Matthew war nicht der Einzige, der mich den ganzen Abend schon damit aufzog, dass ich bereits am frühen Morgen nicht dazu in der Lage war, mir meine Krawatte zu binden. Geschweige denn mir meine Schuhe vernünftig anzuziehen und von den unterschiedlichen Farben meiner Socken wollte ich nichts mehr hören. An jedem anderen Tag hätte ich es damit abgetan, dass ich einfach mit dem falschen Fuß aufgestanden war, aber ich war tatsächlich aufgeregt. Man heiratete nicht jeden Tag und ich hatte das für mich nie vorgesehen.

Dad saß vor mir auf einem Stuhl und schien seinen Spaß an den andauernden Sticheleien zu haben. „Du kommst auch noch in diese Situation", gab er knapp von sich und gönnte sich daraufhin einen Schluck Wein.

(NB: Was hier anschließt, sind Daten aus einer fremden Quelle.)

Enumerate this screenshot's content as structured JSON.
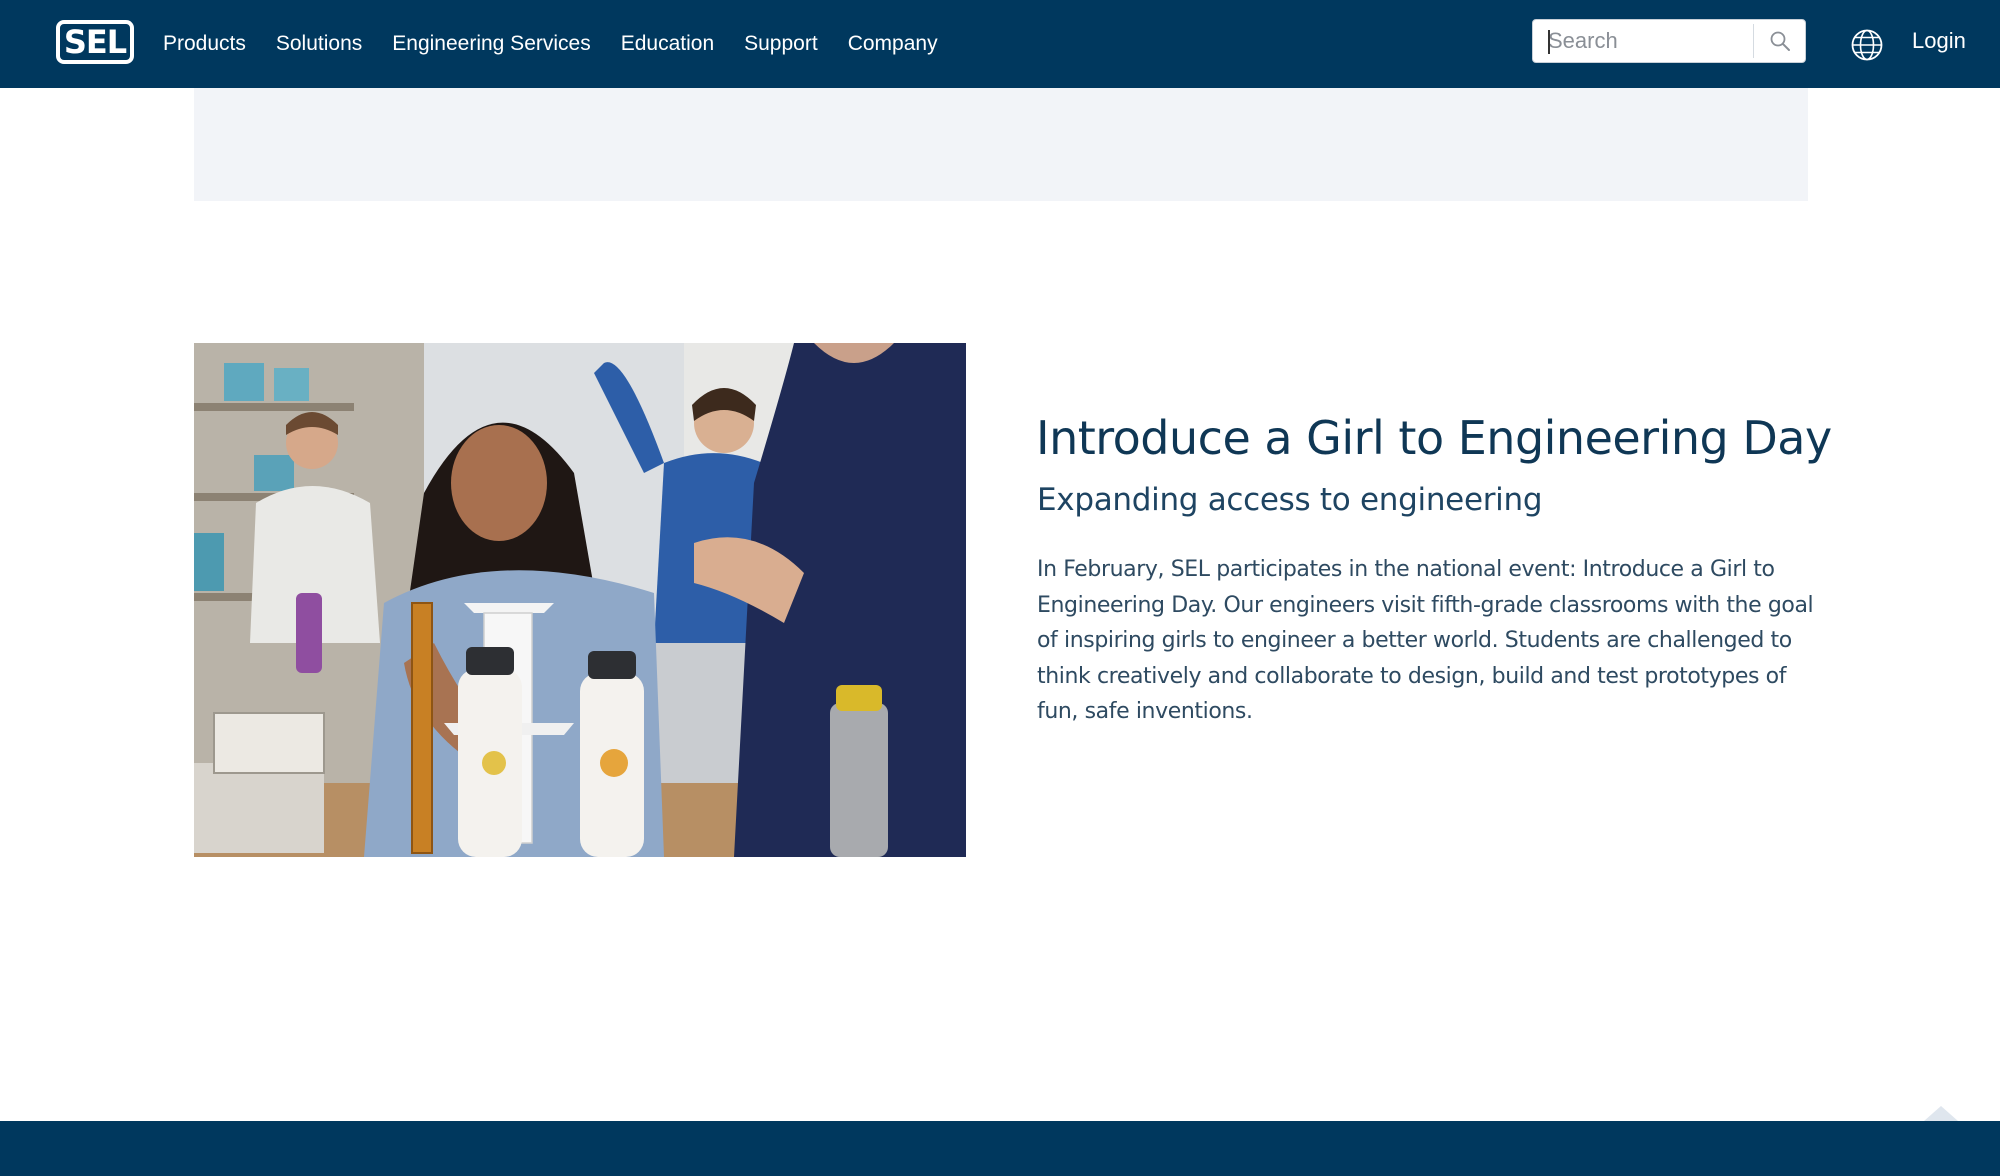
{
  "header": {
    "logo_text": "SEL",
    "nav": [
      {
        "label": "Products"
      },
      {
        "label": "Solutions"
      },
      {
        "label": "Engineering Services"
      },
      {
        "label": "Education"
      },
      {
        "label": "Support"
      },
      {
        "label": "Company"
      }
    ],
    "search": {
      "placeholder": "Search",
      "icon": "search-icon"
    },
    "language_icon": "globe-icon",
    "login_label": "Login"
  },
  "feature": {
    "image_alt": "Classroom photo: an engineer helps students build a paper tower prototype",
    "title": "Introduce a Girl to Engineering Day",
    "subtitle": "Expanding access to engineering",
    "body": "In February, SEL participates in the national event: Introduce a Girl to Engineering Day. Our engineers visit fifth-grade classrooms with the goal of inspiring girls to engineer a better world. Students are challenged to think creatively and collaborate to design, build and test prototypes of fun, safe inventions."
  },
  "colors": {
    "brand_navy": "#00385e",
    "heading_text": "#0f3755",
    "band_gray": "#f2f4f8"
  }
}
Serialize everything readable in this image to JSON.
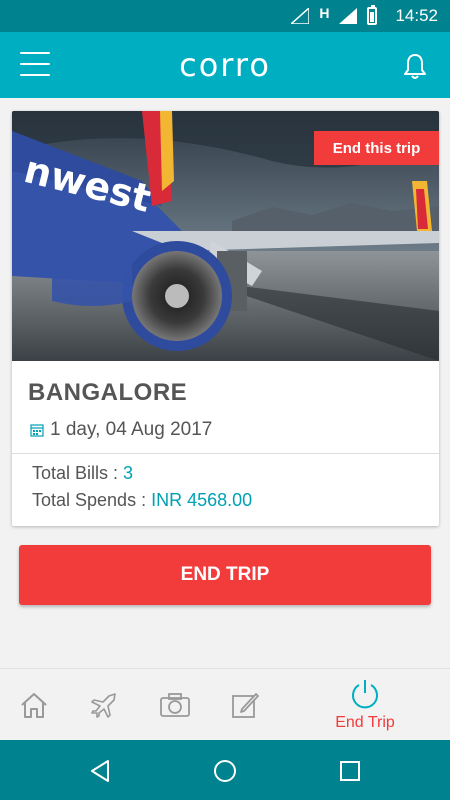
{
  "status_bar": {
    "time": "14:52",
    "network_label": "H"
  },
  "app_bar": {
    "logo_text": "corro"
  },
  "trip_card": {
    "badge_label": "End this trip",
    "city": "BANGALORE",
    "date_text": "1 day, 04 Aug 2017",
    "bills_label": "Total Bills :",
    "bills_value": "3",
    "spends_label": "Total Spends :",
    "spends_value": "INR 4568.00"
  },
  "end_trip_button": {
    "label": "END TRIP"
  },
  "bottom_nav": {
    "items": [
      {
        "icon": "home-icon"
      },
      {
        "icon": "flight-icon"
      },
      {
        "icon": "camera-icon"
      },
      {
        "icon": "edit-icon"
      },
      {
        "icon": "power-icon",
        "label": "End Trip"
      }
    ]
  },
  "colors": {
    "accent": "#00aec2",
    "status": "#00838f",
    "danger": "#f23b3b",
    "value_text": "#00a0b5"
  }
}
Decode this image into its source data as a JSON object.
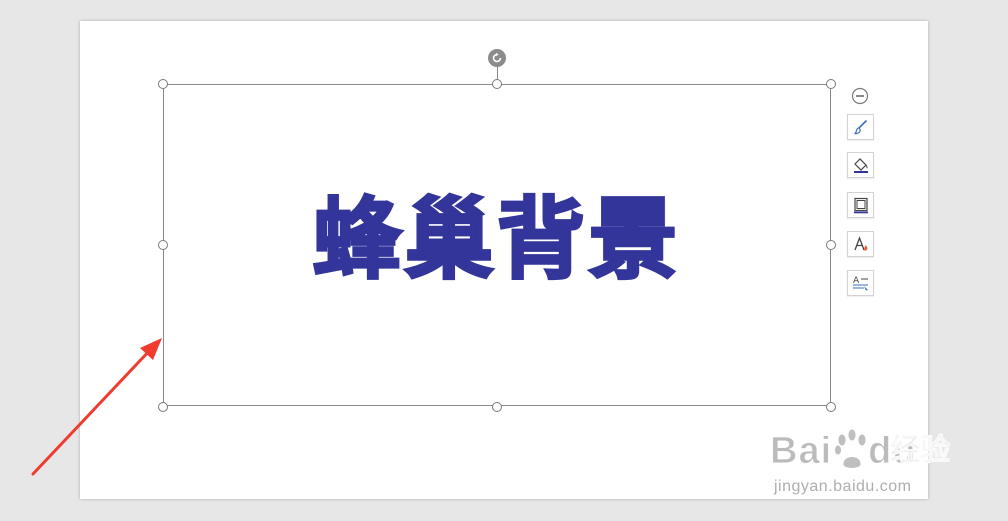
{
  "document": {
    "wordart_text": "蜂巢背景",
    "wordart_color": "#33359a"
  },
  "selection": {
    "border_color": "#8a8a8a",
    "handles": [
      "top-left",
      "top-center",
      "top-right",
      "middle-left",
      "middle-right",
      "bottom-left",
      "bottom-center",
      "bottom-right"
    ]
  },
  "float_toolbar": {
    "collapse_icon": "minus-circle-icon",
    "buttons": [
      {
        "name": "style-brush-button",
        "icon": "paintbrush-icon"
      },
      {
        "name": "fill-button",
        "icon": "paint-bucket-icon"
      },
      {
        "name": "outline-button",
        "icon": "shape-outline-icon"
      },
      {
        "name": "text-fill-button",
        "icon": "font-color-icon"
      },
      {
        "name": "text-wrap-button",
        "icon": "text-wrap-icon"
      }
    ]
  },
  "annotation": {
    "arrow_color": "#f03c2f"
  },
  "watermark": {
    "logo_left": "Bai",
    "logo_right": "du",
    "product": "经验",
    "url": "jingyan.baidu.com"
  }
}
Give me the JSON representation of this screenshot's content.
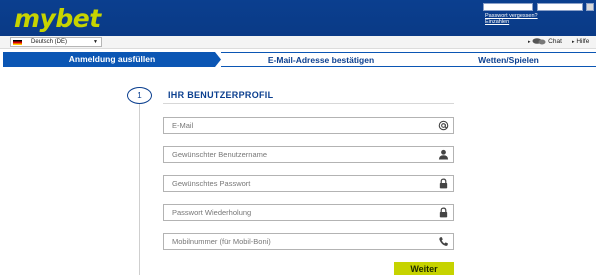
{
  "header": {
    "logo_text": "mybet",
    "forgot_password_link": "Passwort vergessen?",
    "deposit_link": "Einzahlen"
  },
  "subbar": {
    "language": "Deutsch (DE)",
    "chat_label": "Chat",
    "help_label": "Hilfe"
  },
  "steps": [
    {
      "label": "Anmeldung ausfüllen",
      "active": true
    },
    {
      "label": "E-Mail-Adresse bestätigen",
      "active": false
    },
    {
      "label": "Wetten/Spielen",
      "active": false
    }
  ],
  "profile": {
    "step_number": "1",
    "title": "IHR BENUTZERPROFIL",
    "fields": [
      {
        "placeholder": "E-Mail",
        "icon": "at-icon"
      },
      {
        "placeholder": "Gewünschter Benutzername",
        "icon": "user-icon"
      },
      {
        "placeholder": "Gewünschtes Passwort",
        "icon": "lock-icon"
      },
      {
        "placeholder": "Passwort Wiederholung",
        "icon": "lock-icon"
      },
      {
        "placeholder": "Mobilnummer (für Mobil-Boni)",
        "icon": "phone-icon"
      }
    ],
    "next_button": "Weiter"
  },
  "colors": {
    "header_blue": "#0b3f8f",
    "step_active": "#0b56b4",
    "accent_lime": "#c6d300"
  }
}
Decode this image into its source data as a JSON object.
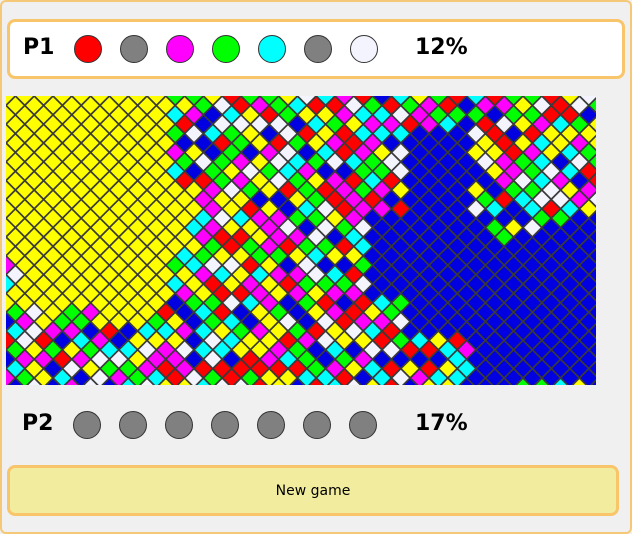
{
  "p1": {
    "label": "P1",
    "percent": "12%",
    "palette": [
      {
        "name": "red",
        "color": "#ff0000"
      },
      {
        "name": "gray",
        "color": "#808080"
      },
      {
        "name": "magenta",
        "color": "#ff00ff"
      },
      {
        "name": "green",
        "color": "#00ff00"
      },
      {
        "name": "cyan",
        "color": "#00ffff"
      },
      {
        "name": "gray",
        "color": "#808080"
      },
      {
        "name": "white",
        "color": "#f4f4ff"
      }
    ]
  },
  "p2": {
    "label": "P2",
    "percent": "17%",
    "palette": [
      {
        "name": "gray",
        "color": "#808080"
      },
      {
        "name": "gray",
        "color": "#808080"
      },
      {
        "name": "gray",
        "color": "#808080"
      },
      {
        "name": "gray",
        "color": "#808080"
      },
      {
        "name": "gray",
        "color": "#808080"
      },
      {
        "name": "gray",
        "color": "#808080"
      },
      {
        "name": "gray",
        "color": "#808080"
      }
    ]
  },
  "board": {
    "colors": [
      "#ffff00",
      "#ff0000",
      "#ff00ff",
      "#00ff00",
      "#00ffff",
      "#0000e0",
      "#f4f4ff"
    ],
    "p1_color": "#ffff00",
    "p2_color": "#0000e0",
    "background": "#3a3a3a"
  },
  "new_game_label": "New game"
}
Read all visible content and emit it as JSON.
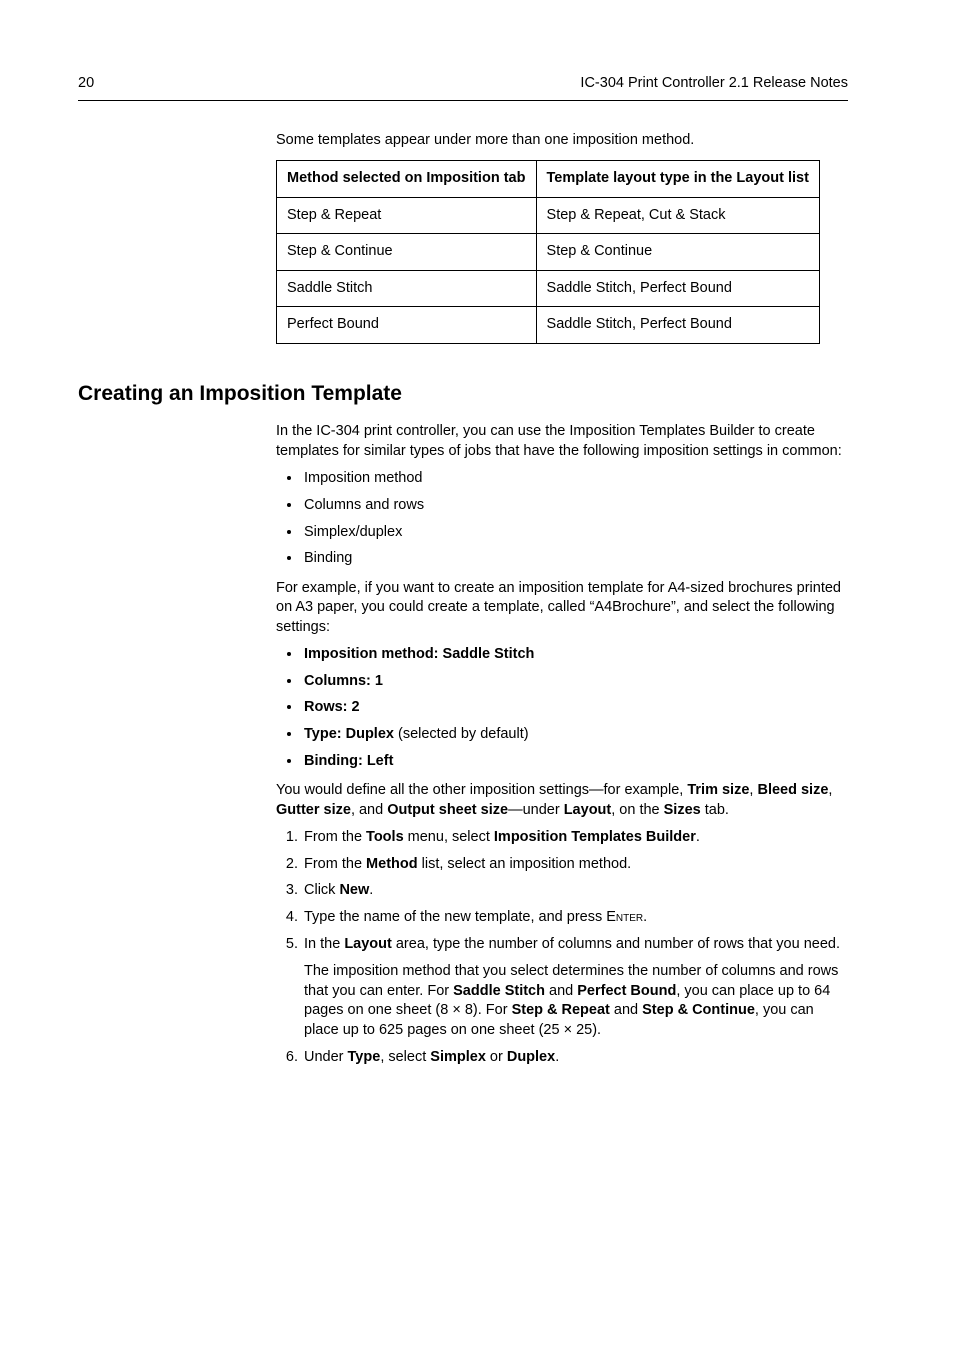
{
  "header": {
    "page_number": "20",
    "doc_title": "IC-304 Print Controller 2.1 Release Notes"
  },
  "intro_text": "Some templates appear under more than one imposition method.",
  "table": {
    "head": {
      "col1": "Method selected on Imposition tab",
      "col2": "Template layout type in the Layout list"
    },
    "rows": [
      {
        "c1": "Step & Repeat",
        "c2": "Step & Repeat, Cut & Stack"
      },
      {
        "c1": "Step & Continue",
        "c2": "Step & Continue"
      },
      {
        "c1": "Saddle Stitch",
        "c2": "Saddle Stitch, Perfect Bound"
      },
      {
        "c1": "Perfect Bound",
        "c2": "Saddle Stitch, Perfect Bound"
      }
    ]
  },
  "section_heading": "Creating an Imposition Template",
  "para1": "In the IC-304 print controller, you can use the Imposition Templates Builder to create templates for similar types of jobs that have the following imposition settings in common:",
  "bullets1": {
    "b0": "Imposition method",
    "b1": "Columns and rows",
    "b2": "Simplex/duplex",
    "b3": "Binding"
  },
  "para2": "For example, if you want to create an imposition template for A4-sized brochures printed on A3 paper, you could create a template, called “A4Brochure”, and select the following settings:",
  "bullets2": {
    "b0": "Imposition method: Saddle Stitch",
    "b1": "Columns: 1",
    "b2": "Rows: 2",
    "b3_prefix": "Type: Duplex",
    "b3_suffix": " (selected by default)",
    "b4": "Binding: Left"
  },
  "para3": {
    "t0": "You would define all the other imposition settings—for example, ",
    "b0": "Trim size",
    "t1": ", ",
    "b1": "Bleed size",
    "t2": ", ",
    "b2": "Gutter size",
    "t3": ", and ",
    "b3": "Output sheet size",
    "t4": "—under ",
    "b4": "Layout",
    "t5": ", on the ",
    "b5": "Sizes",
    "t6": " tab."
  },
  "steps": {
    "s1": {
      "t0": "From the ",
      "b0": "Tools",
      "t1": " menu, select ",
      "b1": "Imposition Templates Builder",
      "t2": "."
    },
    "s2": {
      "t0": "From the ",
      "b0": "Method",
      "t1": " list, select an imposition method."
    },
    "s3": {
      "t0": "Click ",
      "b0": "New",
      "t1": "."
    },
    "s4": {
      "t0": "Type the name of the new template, and press ",
      "sc": "Enter",
      "t1": "."
    },
    "s5": {
      "t0": "In the ",
      "b0": "Layout",
      "t1": " area, type the number of columns and number of rows that you need.",
      "p2_t0": "The imposition method that you select determines the number of columns and rows that you can enter. For ",
      "p2_b0": "Saddle Stitch",
      "p2_t1": " and ",
      "p2_b1": "Perfect Bound",
      "p2_t2": ", you can place up to 64 pages on one sheet (8 × 8). For ",
      "p2_b2": "Step & Repeat",
      "p2_t3": " and ",
      "p2_b3": "Step & Continue",
      "p2_t4": ", you can place up to 625 pages on one sheet (25 × 25)."
    },
    "s6": {
      "t0": "Under ",
      "b0": "Type",
      "t1": ", select ",
      "b1": "Simplex",
      "t2": " or ",
      "b2": "Duplex",
      "t3": "."
    }
  }
}
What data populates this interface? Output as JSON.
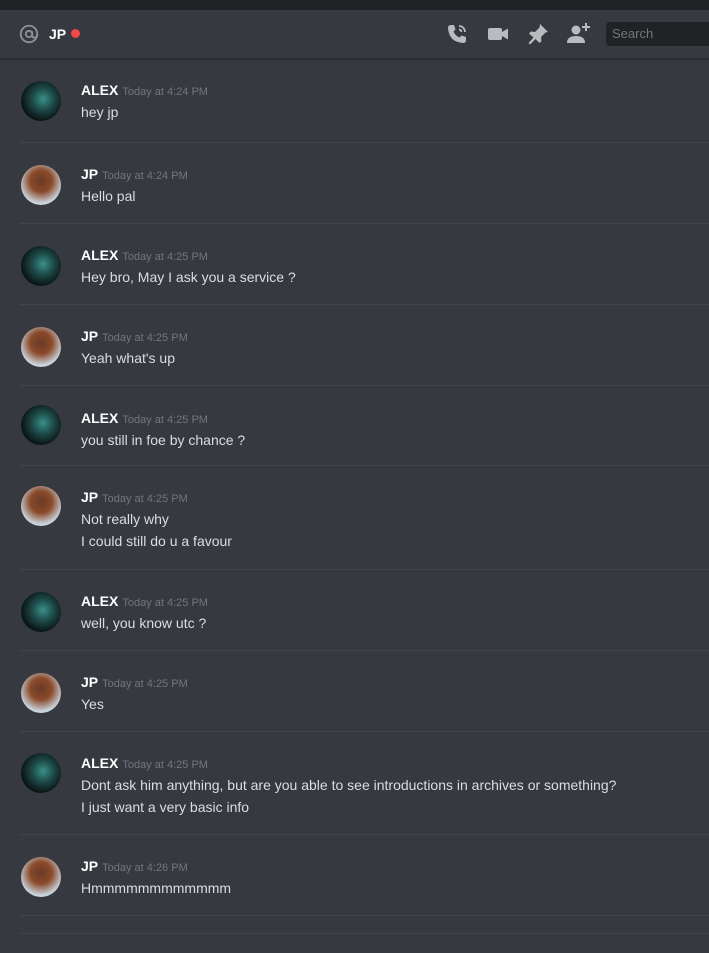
{
  "header": {
    "channel_name": "JP",
    "status_color": "#f04747",
    "icons": [
      "at-icon",
      "phone-call-icon",
      "video-call-icon",
      "pin-icon",
      "add-friend-icon"
    ],
    "search_placeholder": "Search"
  },
  "messages": [
    {
      "author": "ALEX",
      "timestamp": "Today at 4:24 PM",
      "lines": [
        "hey jp"
      ]
    },
    {
      "author": "JP",
      "timestamp": "Today at 4:24 PM",
      "lines": [
        "Hello pal"
      ]
    },
    {
      "author": "ALEX",
      "timestamp": "Today at 4:25 PM",
      "lines": [
        "Hey bro, May I ask you a service ?"
      ]
    },
    {
      "author": "JP",
      "timestamp": "Today at 4:25 PM",
      "lines": [
        "Yeah what's up"
      ]
    },
    {
      "author": "ALEX",
      "timestamp": "Today at 4:25 PM",
      "lines": [
        "you still in foe by chance ?"
      ]
    },
    {
      "author": "JP",
      "timestamp": "Today at 4:25 PM",
      "lines": [
        "Not really why",
        "I could still do u a favour"
      ]
    },
    {
      "author": "ALEX",
      "timestamp": "Today at 4:25 PM",
      "lines": [
        "well, you know utc ?"
      ]
    },
    {
      "author": "JP",
      "timestamp": "Today at 4:25 PM",
      "lines": [
        "Yes"
      ]
    },
    {
      "author": "ALEX",
      "timestamp": "Today at 4:25 PM",
      "lines": [
        "Dont ask him anything, but are you able to see introductions in archives or something?",
        "I just want a very basic info"
      ]
    },
    {
      "author": "JP",
      "timestamp": "Today at 4:26 PM",
      "lines": [
        "Hmmmmmmmmmmmm"
      ]
    }
  ]
}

Natürlich warteten er und Mom schon eine sehr lange Zeit darauf, dass Matthew und Thalia endlich heirateten. Doch scheinbar hatten die beiden es nicht so eilig und waren zufrieden mit ihrem aktuellen Lebensstil. Ich konnte kaum von ihnen verlangen, nun ebenfalls zu heiraten. Zumal sich meine Schwester standhaft weigerte, solange sie ihre zusätzlichen Kilos nicht abgenommen hatte und erst recht wollte sie nicht mehr stillen. Eigentlich brachte sie eine ganze Latte an Anforderungen hervor, da sie ihren großen Tag so perfekt wie möglich verbringen wollte.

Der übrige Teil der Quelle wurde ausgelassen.